Michael JOhnson,Herbalife,CEO

 

Herbalife Ltd. (HLF), the nutrition-product maker facing allegations that it runs a pyramid scheme, expects to be cleared of wrongdoing when regulators complete an investigation of the company.

“We anticipate at the end of the day we will be exonerated,” Chief Financial Officer John Desimone said in an interview. “We will wait to say anything more until the investigation is complete.”

The U.S. Federal Trade Commission is probing the Los Angeles-based maker of weight-loss shakes and nutritional supplements following accusations by billionaire hedge-fund manager Bill Ackmanthat the company misleads distributors, misrepresents sales figures and sells a commodity product at inflated prices. The Federal Bureau of Investigation also opened an investigation and several states are looking into complaints.

“We will respect the integrity of the investigations,” Desimone said. “We will fully cooperate and we have complete faith in our members and our business model.”

With a $1 billion bet against Herbalife, Ackman’s Pershing Square Capital Management LP is trying to profit from a drop in the shares. He’s been campaigning to shut down the company since December 2012, saying it exploits distributors rather than selling products to consumers.

Looking Glass

Ackman’s latest salvo came yesterday. Christine Richard, a Pershing-hired researcher who first brought Herbalife to Ackman’s attention, posted an article on investing website Seeking Alpha saying that Herbalife overvalued its bolivar sales in Venezuela amid currency devaluation, allowing the company to artificially inflate revenue and profit.

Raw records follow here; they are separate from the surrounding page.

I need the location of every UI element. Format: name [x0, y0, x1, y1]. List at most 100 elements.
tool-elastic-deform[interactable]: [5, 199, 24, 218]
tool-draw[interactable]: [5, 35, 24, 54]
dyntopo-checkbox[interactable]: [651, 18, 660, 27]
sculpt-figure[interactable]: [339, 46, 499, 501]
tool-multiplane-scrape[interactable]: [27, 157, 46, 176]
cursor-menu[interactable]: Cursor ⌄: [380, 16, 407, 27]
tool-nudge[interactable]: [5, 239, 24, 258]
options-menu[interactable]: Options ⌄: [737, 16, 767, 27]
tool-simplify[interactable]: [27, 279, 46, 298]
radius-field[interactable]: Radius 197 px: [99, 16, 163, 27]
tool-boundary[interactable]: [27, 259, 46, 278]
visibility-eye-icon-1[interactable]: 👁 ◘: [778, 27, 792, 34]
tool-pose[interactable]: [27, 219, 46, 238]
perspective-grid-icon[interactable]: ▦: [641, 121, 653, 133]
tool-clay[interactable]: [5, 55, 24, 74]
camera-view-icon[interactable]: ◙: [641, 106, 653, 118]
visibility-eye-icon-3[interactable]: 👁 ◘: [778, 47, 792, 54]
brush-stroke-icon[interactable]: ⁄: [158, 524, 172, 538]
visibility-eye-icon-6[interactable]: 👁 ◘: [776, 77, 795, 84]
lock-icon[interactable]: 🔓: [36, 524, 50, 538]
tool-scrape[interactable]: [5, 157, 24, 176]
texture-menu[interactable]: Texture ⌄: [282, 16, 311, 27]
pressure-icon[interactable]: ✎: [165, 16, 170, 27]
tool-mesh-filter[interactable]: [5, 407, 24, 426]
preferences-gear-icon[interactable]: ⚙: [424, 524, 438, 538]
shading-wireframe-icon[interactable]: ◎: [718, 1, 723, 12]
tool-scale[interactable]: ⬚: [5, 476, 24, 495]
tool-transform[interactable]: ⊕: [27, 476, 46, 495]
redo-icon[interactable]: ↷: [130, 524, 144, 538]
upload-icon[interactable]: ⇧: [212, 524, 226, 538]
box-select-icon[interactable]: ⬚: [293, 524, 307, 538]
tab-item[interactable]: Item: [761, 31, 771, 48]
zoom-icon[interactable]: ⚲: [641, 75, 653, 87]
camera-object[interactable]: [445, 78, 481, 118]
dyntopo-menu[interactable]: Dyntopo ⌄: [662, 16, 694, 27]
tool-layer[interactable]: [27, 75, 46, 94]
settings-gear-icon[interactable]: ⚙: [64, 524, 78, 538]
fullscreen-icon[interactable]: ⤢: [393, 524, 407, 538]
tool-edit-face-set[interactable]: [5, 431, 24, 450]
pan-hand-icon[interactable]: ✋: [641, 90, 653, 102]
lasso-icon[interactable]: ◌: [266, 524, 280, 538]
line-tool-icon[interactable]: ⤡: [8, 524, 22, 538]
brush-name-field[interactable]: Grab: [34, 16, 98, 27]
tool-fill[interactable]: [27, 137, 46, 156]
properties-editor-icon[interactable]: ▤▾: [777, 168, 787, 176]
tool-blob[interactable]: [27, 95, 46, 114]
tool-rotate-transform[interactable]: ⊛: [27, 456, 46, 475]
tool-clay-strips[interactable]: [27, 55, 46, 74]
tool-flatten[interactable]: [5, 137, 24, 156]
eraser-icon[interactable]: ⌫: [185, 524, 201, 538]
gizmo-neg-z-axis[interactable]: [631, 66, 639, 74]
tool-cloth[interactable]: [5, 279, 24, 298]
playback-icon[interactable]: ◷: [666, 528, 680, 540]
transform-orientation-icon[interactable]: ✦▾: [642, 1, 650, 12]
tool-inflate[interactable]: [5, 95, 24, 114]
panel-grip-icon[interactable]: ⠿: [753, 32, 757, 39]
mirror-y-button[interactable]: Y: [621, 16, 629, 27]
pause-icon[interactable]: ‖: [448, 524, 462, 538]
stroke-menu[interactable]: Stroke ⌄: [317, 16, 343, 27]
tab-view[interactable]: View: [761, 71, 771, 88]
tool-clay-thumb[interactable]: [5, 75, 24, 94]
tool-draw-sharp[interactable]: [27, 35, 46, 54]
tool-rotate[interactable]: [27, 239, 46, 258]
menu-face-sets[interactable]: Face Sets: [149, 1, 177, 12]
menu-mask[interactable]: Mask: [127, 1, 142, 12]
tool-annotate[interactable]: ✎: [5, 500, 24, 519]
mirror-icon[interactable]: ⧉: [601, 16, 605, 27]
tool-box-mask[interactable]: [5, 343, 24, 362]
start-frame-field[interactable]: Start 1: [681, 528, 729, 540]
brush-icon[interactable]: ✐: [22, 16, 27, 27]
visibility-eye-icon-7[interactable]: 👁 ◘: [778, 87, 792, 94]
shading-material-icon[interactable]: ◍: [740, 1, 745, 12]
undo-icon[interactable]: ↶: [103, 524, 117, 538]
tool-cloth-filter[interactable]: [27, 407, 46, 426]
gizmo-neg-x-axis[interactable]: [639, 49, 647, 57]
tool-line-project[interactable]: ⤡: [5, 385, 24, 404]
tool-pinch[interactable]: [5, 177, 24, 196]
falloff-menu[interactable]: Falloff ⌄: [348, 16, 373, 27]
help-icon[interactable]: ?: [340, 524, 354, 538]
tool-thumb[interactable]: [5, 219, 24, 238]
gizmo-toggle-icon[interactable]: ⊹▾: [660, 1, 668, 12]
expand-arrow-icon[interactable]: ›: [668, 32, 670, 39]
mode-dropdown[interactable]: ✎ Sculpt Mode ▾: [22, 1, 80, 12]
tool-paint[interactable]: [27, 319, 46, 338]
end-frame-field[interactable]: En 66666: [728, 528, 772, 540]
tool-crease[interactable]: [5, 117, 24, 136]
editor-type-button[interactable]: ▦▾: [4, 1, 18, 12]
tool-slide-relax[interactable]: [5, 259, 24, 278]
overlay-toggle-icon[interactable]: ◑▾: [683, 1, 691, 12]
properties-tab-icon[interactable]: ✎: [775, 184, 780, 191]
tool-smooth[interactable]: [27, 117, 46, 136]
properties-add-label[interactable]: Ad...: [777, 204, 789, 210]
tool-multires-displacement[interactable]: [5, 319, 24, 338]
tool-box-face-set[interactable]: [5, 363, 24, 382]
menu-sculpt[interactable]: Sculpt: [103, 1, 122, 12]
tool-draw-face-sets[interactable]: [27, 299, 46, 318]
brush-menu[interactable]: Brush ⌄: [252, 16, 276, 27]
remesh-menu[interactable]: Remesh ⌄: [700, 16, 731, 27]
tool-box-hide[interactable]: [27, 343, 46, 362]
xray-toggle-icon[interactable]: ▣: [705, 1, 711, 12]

Richard said the company has used an exchange rate of 10.7 bolivars against the U.S. dollar since March, while the black market rate for bolivars is closer to 100. Should Herbalife choose to shift to a weaker 50-bolivar rate, also allowed by the government, the company would likely be forced to take an asset writedown, she said.

Richard’s investigation purported to show that the currency devaluation and Herbalife’s policy of paying incentives in U.S. dollars created an impetus for Venezuelan distributors to buy more product and take it outside the country. Once abroad, these distributors reaped the arbitrage benefit and higher profit margins, Richard wrote.

True Demand

Herbalife’s Venezuela growth, therefore, wasn’t a reflection of true demand, she said. What’s more, the distributors could build sales organizations in other countries more cheaply and use that appearance of success as bait to recruit new participants, Richard wrote.

Desimone pushed back against this claim. Declining sales in Venezuela in the first six months of this year, driven by price increases, argue against Richard’s thesis that distributors there are buying excess product to sell elsewhere, he said.

Richard’s report is “extremely inaccurate in many respects” and the profit she attributed to Venezuela is “significantly overstated,” Desimone said in the interview.

Accounting rules and “facts and circumstances” led Herbalife to use the 10.7 bolivar exchange rate, the same as the majority of other companies, Desimone said.